6. Il résulte de ce qui précède que, les deux conditions de l’article L. 521-1 du code de justice administrative étant remplies, il y a lieu de suspendre l’exécution de la décision implicite par laquelle la commission de recours contre les décisions de refus de visa d’entrée en France a rejeté le recours préalable obligatoire formé contre la décision du 8 juillet 2024 de l’autorité consulaire française à Ndjamena (Tchad) refusant de délivrer un visa de long séjour à la jeune H G A sollicité au titre de la réunification familiale, jusqu’à qu’il soit statué au fond sur sa légalité.
Sur les conclusions à fin d’injonction :
7. L’exécution de la présente ordonnance implique nécessairement, dans les circonstances de l’espèce, d’enjoindre au ministre de l’intérieur de réexaminer la situation de la demanderesse de visa dans un délai de quinze jours à compter de la notification de la présente ordonnance. Dans les circonstances de l’espèce il n’y a pas lieu d’assortir cette injonction d’une astreinte.
Sur les frais liés à l’instance :
8.Mme F a obtenu le bénéfice de l’aide juridictionnelle totale. Par suite, Me Guilbaud, son avocate, peut se prévaloir des dispositions des articles L. 761-1 du code de justice administrative et 37 de la loi du 10 juillet 1991. Il y a lieu, dans les circonstances de l’espèce, et sous réserve qu’elle renonce à percevoir la somme correspondant à la part contributive de l’Etat, de mettre à la charge de l’Etat le versement à Me Guilbaud d’une somme de 800 euros.
O R D O N N E :
Article 1er : L’exécution de la décision implicite par laquelle la commission de recours contre les décisions de refus de visa d’entrée en France a rejeté le recours préalable obligatoire dirigé contre la décision du 8 juillet 2024 de l’autorité consulaire française à Ndjamena (Tchad) refusant de délivrer un visa de long séjour à la jeune H G A sollicité au titre de la réunification familiale est suspendue.

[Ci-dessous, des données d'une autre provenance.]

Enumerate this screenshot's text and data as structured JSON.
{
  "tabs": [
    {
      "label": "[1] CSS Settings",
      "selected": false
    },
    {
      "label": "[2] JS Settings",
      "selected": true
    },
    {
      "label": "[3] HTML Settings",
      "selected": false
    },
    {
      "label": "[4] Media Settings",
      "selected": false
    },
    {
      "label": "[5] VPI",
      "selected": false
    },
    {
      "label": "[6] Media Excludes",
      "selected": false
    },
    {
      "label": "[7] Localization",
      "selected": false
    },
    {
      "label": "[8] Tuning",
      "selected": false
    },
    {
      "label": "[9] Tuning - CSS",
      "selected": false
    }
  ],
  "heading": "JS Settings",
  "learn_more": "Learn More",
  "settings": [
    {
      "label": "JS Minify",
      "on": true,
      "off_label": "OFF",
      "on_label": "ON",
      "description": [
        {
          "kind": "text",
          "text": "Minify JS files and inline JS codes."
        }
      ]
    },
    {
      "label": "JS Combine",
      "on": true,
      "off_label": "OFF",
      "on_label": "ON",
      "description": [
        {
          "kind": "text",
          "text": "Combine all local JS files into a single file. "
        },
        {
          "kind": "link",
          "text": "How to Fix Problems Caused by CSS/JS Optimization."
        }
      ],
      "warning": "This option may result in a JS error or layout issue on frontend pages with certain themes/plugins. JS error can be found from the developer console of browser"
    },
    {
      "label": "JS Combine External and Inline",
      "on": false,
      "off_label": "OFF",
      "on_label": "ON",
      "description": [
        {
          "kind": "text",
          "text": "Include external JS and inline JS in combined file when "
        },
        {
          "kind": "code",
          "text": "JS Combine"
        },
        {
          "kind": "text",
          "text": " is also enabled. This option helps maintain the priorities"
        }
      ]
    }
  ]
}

Article 2 : Il est enjoint au ministre de l’intérieur de de faire procéder au réexamen de la demande de visa de la jeune H G A, dans un délai de quinze jours à compter de la notification de cette ordonnance.

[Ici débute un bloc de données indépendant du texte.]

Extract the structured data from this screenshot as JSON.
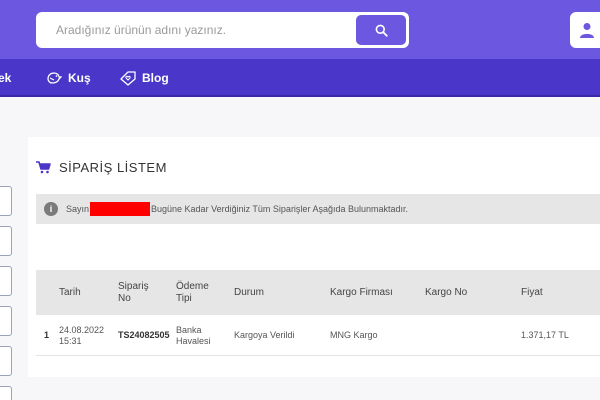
{
  "header": {
    "search": {
      "placeholder": "Aradığınız ürünün adını yazınız.",
      "value": ""
    }
  },
  "nav": {
    "items": [
      {
        "label": "ek",
        "icon": "partial"
      },
      {
        "label": "Kuş",
        "icon": "bird-icon"
      },
      {
        "label": "Blog",
        "icon": "tag-heart-icon"
      }
    ]
  },
  "page": {
    "title": "SİPARİŞ LİSTEM",
    "alert": {
      "prefix": "Sayın",
      "suffix": "Bugüne Kadar Verdiğiniz Tüm Siparişler Aşağıda Bulunmaktadır."
    }
  },
  "orders_table": {
    "headers": [
      "Tarih",
      "Sipariş No",
      "Ödeme Tipi",
      "Durum",
      "Kargo Firması",
      "Kargo No",
      "Fiyat"
    ],
    "rows": [
      {
        "index": "1",
        "date": "24.08.2022 15:31",
        "order_no": "TS24082505",
        "payment": "Banka Havalesi",
        "status": "Kargoya Verildi",
        "carrier": "MNG Kargo",
        "tracking": "",
        "price": "1.371,17 TL"
      }
    ]
  },
  "colors": {
    "header": "#6c57e0",
    "nav": "#4a36c8",
    "redaction": "#ff0000"
  }
}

Article 3 : L’Etat versera à Me Guilbaud une somme de 800 euros (huit cents euros) en application des dispositions du deuxième alinéa de l’article 37 de la loi du 10 juillet 1991 et de l’article L. 761-1 du code de justice administrative, sous réserve que celle-ci renonce à percevoir la somme correspondant à la part contributive de l’Etat.
Article 4 : Le surplus des conclusions de la requête est rejeté.

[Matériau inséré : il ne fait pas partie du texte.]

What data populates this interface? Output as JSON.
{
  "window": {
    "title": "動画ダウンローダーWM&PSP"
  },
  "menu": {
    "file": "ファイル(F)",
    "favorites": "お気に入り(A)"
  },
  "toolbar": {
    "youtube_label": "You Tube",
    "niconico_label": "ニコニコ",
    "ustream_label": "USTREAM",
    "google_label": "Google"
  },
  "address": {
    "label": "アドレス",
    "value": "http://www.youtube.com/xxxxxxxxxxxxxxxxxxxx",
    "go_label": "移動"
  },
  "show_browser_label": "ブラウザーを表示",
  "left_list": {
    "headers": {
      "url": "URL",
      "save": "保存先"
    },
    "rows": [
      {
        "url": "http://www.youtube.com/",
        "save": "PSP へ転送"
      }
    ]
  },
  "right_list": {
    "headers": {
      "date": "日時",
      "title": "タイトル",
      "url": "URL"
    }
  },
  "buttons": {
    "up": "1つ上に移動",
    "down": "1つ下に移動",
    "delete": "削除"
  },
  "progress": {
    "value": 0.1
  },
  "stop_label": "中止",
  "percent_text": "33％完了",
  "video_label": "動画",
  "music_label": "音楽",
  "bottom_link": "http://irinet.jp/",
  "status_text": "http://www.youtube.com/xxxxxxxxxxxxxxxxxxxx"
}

Article 5 : La présente ordonnance sera notifiée à Mme D F, au ministre de l’intérieur et à Me Guilbaud.
Fait à Nantes, le 13 décembre 2024.
Le juge des référés,
P. ROSIER
La greffière,
G. PEIGNELa République mande et ordonne au ministre de l’intérieur en ce qui le concerne ou à tous commissaires de justice à ce requis en ce qui concerne les voies de droit commun contre les parties privées, de pourvoir à l’exécution de la présente décision.